Beach Bums and Desert Dialysis
Each year, more people travel abroad for critical medical treatment as well as aesthetic plastic surgery procedures. South Asia and South America remain major destinations.
Every year, millions of people return from vacation with shapelier noses, bigger butts, and tighter stomachs. They are fresh from places like Seoul, where travelers can get free “skin age” analysis in Incheon Airport, and Istanbul, where hair-transplant patients with bandaged heads are a common sight on historic thoroughfare Istiklal Street.
Yet cosmetic surgery is only the tip of the iceberg when it comes to medical tourism, a growing global economic sector in which the wealthy residents of medically impoverished countries and the impoverished residents of countries where health care is astronomically expensive are united in their pursuit of critical treatments abroad. According to the World Health Organization, the industry is already worth more than $100 billion — and it’s set to grow explosively in the coming years.
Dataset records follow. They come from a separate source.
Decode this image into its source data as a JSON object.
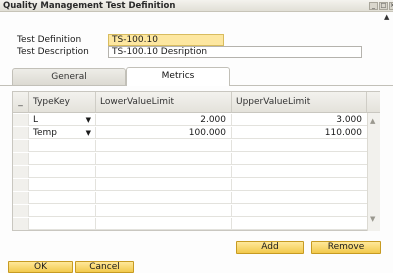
{
  "window": {
    "title": "Quality Management Test Definition",
    "controls": {
      "minimize": "_",
      "maximize": "□",
      "close": "×"
    },
    "side_mark": "▲"
  },
  "header": {
    "test_definition_label": "Test Definition",
    "test_definition_value": "TS-100.10",
    "test_description_label": "Test Description",
    "test_description_value": "TS-100.10 Desription"
  },
  "tabs": [
    {
      "label": "General",
      "active": false
    },
    {
      "label": "Metrics",
      "active": true
    }
  ],
  "grid": {
    "columns": [
      "_",
      "TypeKey",
      "LowerValueLimit",
      "UpperValueLimit"
    ],
    "rows": [
      {
        "typekey": "L",
        "lower": "2.000",
        "upper": "3.000"
      },
      {
        "typekey": "Temp",
        "lower": "100.000",
        "upper": "110.000"
      }
    ],
    "empty_rows": 7,
    "dropdown_arrow": "▼",
    "scroll_up": "▲",
    "scroll_down": "▼"
  },
  "buttons": {
    "add": "Add",
    "remove": "Remove",
    "ok": "OK",
    "cancel": "Cancel"
  },
  "colors": {
    "active_field": "#fde7a0",
    "button_yellow": "#f2c94c"
  }
}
Why go to the trouble of traveling when you’re already unwell? The numbers speak for themselves: a heart bypass surgery that costs $113,000 in the United States can be had for $20,000 in Singapore, $10,000 in India, and as little as $3,250 in Poland. No surprise that in 2019, an estimated 23 million people went abroad for health care — nearly half of them seeking oncological, neurological, and cardiovascular care.